- Am Mittwoch hat sich die neue SPD-Fraktion im Bundestag getroffen.
- 206 Abgeordnete zählt die SPD nun, und zum ersten gemeinsamen Treffen gehört natürlich auch ein gemeinsames Foto.
- Doch nur Karl Lauterbach hatte dabei eine Maske auf – das sorgt für Kritik.

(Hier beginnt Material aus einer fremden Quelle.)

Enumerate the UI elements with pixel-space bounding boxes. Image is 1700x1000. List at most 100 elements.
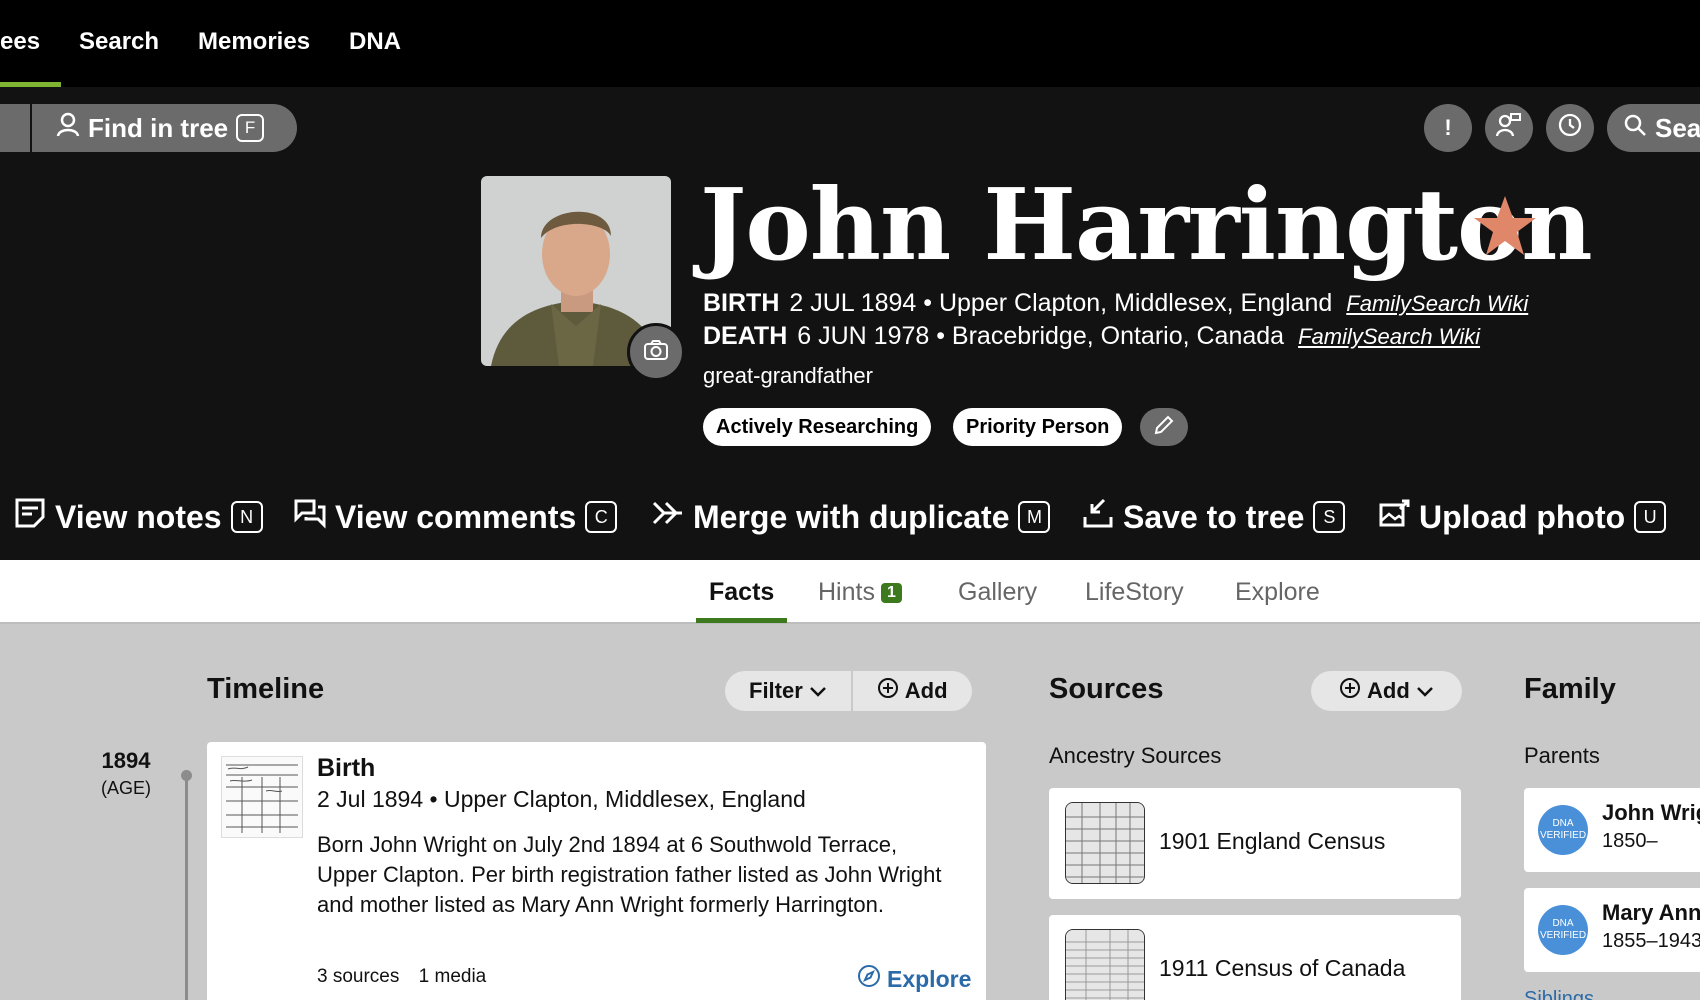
event-sources-count[interactable]: 3 sources (317, 966, 399, 987)
toolbar-left-button[interactable] (0, 104, 30, 152)
event-title: Birth (317, 754, 376, 782)
timeline-filter-button[interactable]: Filter (725, 671, 851, 711)
timeline-controls: Filter Add (725, 671, 972, 711)
chevron-down-icon (809, 678, 827, 704)
timeline-year: 1894 (101, 748, 151, 773)
timeline-title: Timeline (207, 673, 325, 705)
birth-value: 2 JUL 1894 • Upper Clapton, Middlesex, E… (789, 289, 1333, 317)
event-description: Born John Wright on July 2nd 1894 at 6 S… (317, 832, 942, 917)
event-date-place: 2 Jul 1894 • Upper Clapton, Middlesex, E… (317, 786, 806, 812)
sources-add-segment: Add (1311, 671, 1462, 711)
parent-card[interactable]: DNA VERIFIED John Wrig 1850– (1524, 788, 1700, 872)
death-label: DEATH (703, 322, 788, 350)
tab-facts[interactable]: Facts (709, 578, 774, 607)
search-icon (1623, 113, 1647, 144)
birth-wiki-link[interactable]: FamilySearch Wiki (1346, 291, 1528, 316)
timeline-age: (AGE) (100, 778, 151, 798)
parent-name: John Wrig (1602, 800, 1700, 825)
alert-button[interactable]: ! (1424, 104, 1472, 152)
death-value: 6 JUN 1978 • Bracebridge, Ontario, Canad… (797, 322, 1285, 350)
active-tab-indicator (696, 618, 787, 623)
merge-duplicate-label: Merge with duplicate (693, 498, 1010, 535)
tag-actively-researching[interactable]: Actively Researching (703, 408, 932, 446)
tab-lifestory[interactable]: LifeStory (1085, 578, 1184, 607)
parent-name: Mary Ann (1602, 900, 1700, 925)
family-title: Family (1524, 673, 1616, 705)
tab-gallery[interactable]: Gallery (958, 578, 1037, 607)
dna-verified-badge: DNA VERIFIED (1538, 905, 1588, 955)
view-comments-button[interactable]: View comments C (294, 485, 618, 549)
tab-explore[interactable]: Explore (1235, 578, 1320, 607)
clock-icon (1557, 112, 1583, 144)
view-comments-key: C (585, 501, 618, 533)
relationship-label: great-grandfather (703, 363, 873, 388)
birth-event-card[interactable]: Birth 2 Jul 1894 • Upper Clapton, Middle… (207, 742, 986, 1000)
nav-search[interactable]: Search (79, 28, 159, 56)
nav-trees[interactable]: ees (0, 28, 40, 56)
event-meta: 3 sources 1 media (317, 966, 486, 988)
plus-circle-icon (1339, 677, 1361, 705)
save-to-tree-label: Save to tree (1123, 498, 1305, 535)
nav-memories[interactable]: Memories (198, 28, 310, 56)
event-explore-link[interactable]: Explore (857, 964, 971, 994)
merge-duplicate-button[interactable]: Merge with duplicate M (652, 485, 1051, 549)
tree-person-button[interactable] (1485, 104, 1533, 152)
person-tree-icon (1495, 112, 1522, 144)
find-in-tree-button[interactable]: Find in tree F (32, 104, 297, 152)
tab-hints[interactable]: Hints 1 (818, 578, 902, 607)
upload-photo-button[interactable]: Upload photo U (1378, 485, 1667, 549)
timeline-add-button[interactable]: Add (853, 671, 972, 711)
death-fact: DEATH 6 JUN 1978 • Bracebridge, Ontario, … (703, 322, 1480, 351)
edit-tags-button[interactable] (1140, 408, 1188, 446)
source-card[interactable]: 1901 England Census (1049, 788, 1461, 899)
parent-dates: 1850– (1602, 830, 1658, 852)
nav-dna[interactable]: DNA (349, 28, 401, 56)
merge-icon (652, 497, 684, 537)
notes-icon (14, 497, 46, 537)
comments-icon (294, 497, 326, 537)
event-media-count[interactable]: 1 media (419, 966, 487, 987)
history-button[interactable] (1546, 104, 1594, 152)
plus-circle-icon (877, 677, 899, 705)
change-photo-button[interactable] (627, 323, 685, 381)
view-notes-button[interactable]: View notes N (14, 485, 263, 549)
save-to-tree-key: S (1313, 501, 1346, 533)
person-name: John Harrington (700, 168, 1593, 283)
ancestry-sources-heading: Ancestry Sources (1049, 743, 1222, 768)
person-actions: View notes N View comments C Merge with … (0, 485, 1700, 549)
parents-heading: Parents (1524, 743, 1600, 768)
parent-dates: 1855–1943 (1602, 930, 1700, 952)
view-comments-label: View comments (335, 498, 577, 535)
census-record-thumbnail (1065, 929, 1145, 1000)
parent-card[interactable]: DNA VERIFIED Mary Ann 1855–1943 (1524, 888, 1700, 972)
top-navigation: ees Search Memories DNA (0, 0, 1700, 87)
sources-title: Sources (1049, 673, 1164, 705)
search-label: Sea (1655, 112, 1700, 143)
census-record-thumbnail (1065, 802, 1145, 884)
favorite-star-icon[interactable] (1472, 194, 1538, 263)
sources-add-button[interactable]: Add (1311, 671, 1462, 711)
upload-photo-icon (1378, 497, 1410, 537)
siblings-link[interactable]: Siblings (1524, 988, 1594, 1000)
birth-record-thumbnail[interactable] (221, 756, 303, 838)
birth-fact: BIRTH 2 JUL 1894 • Upper Clapton, Middles… (703, 289, 1528, 318)
timeline-add-label: Add (904, 678, 948, 703)
find-in-tree-label: Find in tree (88, 112, 229, 143)
tag-priority-person[interactable]: Priority Person (953, 408, 1123, 446)
timeline-line (185, 775, 188, 1000)
source-title: 1911 Census of Canada (1159, 955, 1406, 981)
save-to-tree-button[interactable]: Save to tree S (1082, 485, 1346, 549)
tab-hints-label: Hints (818, 578, 875, 606)
view-notes-label: View notes (55, 498, 222, 535)
merge-duplicate-key: M (1018, 501, 1051, 533)
upload-photo-key: U (1634, 501, 1667, 533)
source-card[interactable]: 1911 Census of Canada (1049, 915, 1461, 1000)
person-tabs: Facts Hints 1 Gallery LifeStory Explore (0, 560, 1700, 624)
sources-add-label: Add (1367, 678, 1410, 703)
person-header: Find in tree F ! Sea John Harrington BIR… (0, 87, 1700, 560)
dna-verified-badge: DNA VERIFIED (1538, 805, 1588, 855)
person-search-icon (56, 112, 80, 145)
save-to-tree-icon (1082, 497, 1114, 537)
search-button[interactable]: Sea (1607, 104, 1700, 152)
death-wiki-link[interactable]: FamilySearch Wiki (1298, 324, 1480, 349)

Berlin. Am Mittwoch sind die neuen SPD-Abgeordneten in Berlin zusammengekommen, um ihren neuen Fraktionsvorsitzenden zu wählen. Zum ersten gemeinsamen Treffen der „Neuen“ gehört traditionell auch ein gemeinsames Fraktionsfoto. Rund 200 Abgeordnete stehen für das Gruppenfoto dicht gedrängt und nahezu alle ohne Maske nebeneinander. Nur Karl Lauterbach hat eine FFP3-Maske auf. Wie ist das zu erklären?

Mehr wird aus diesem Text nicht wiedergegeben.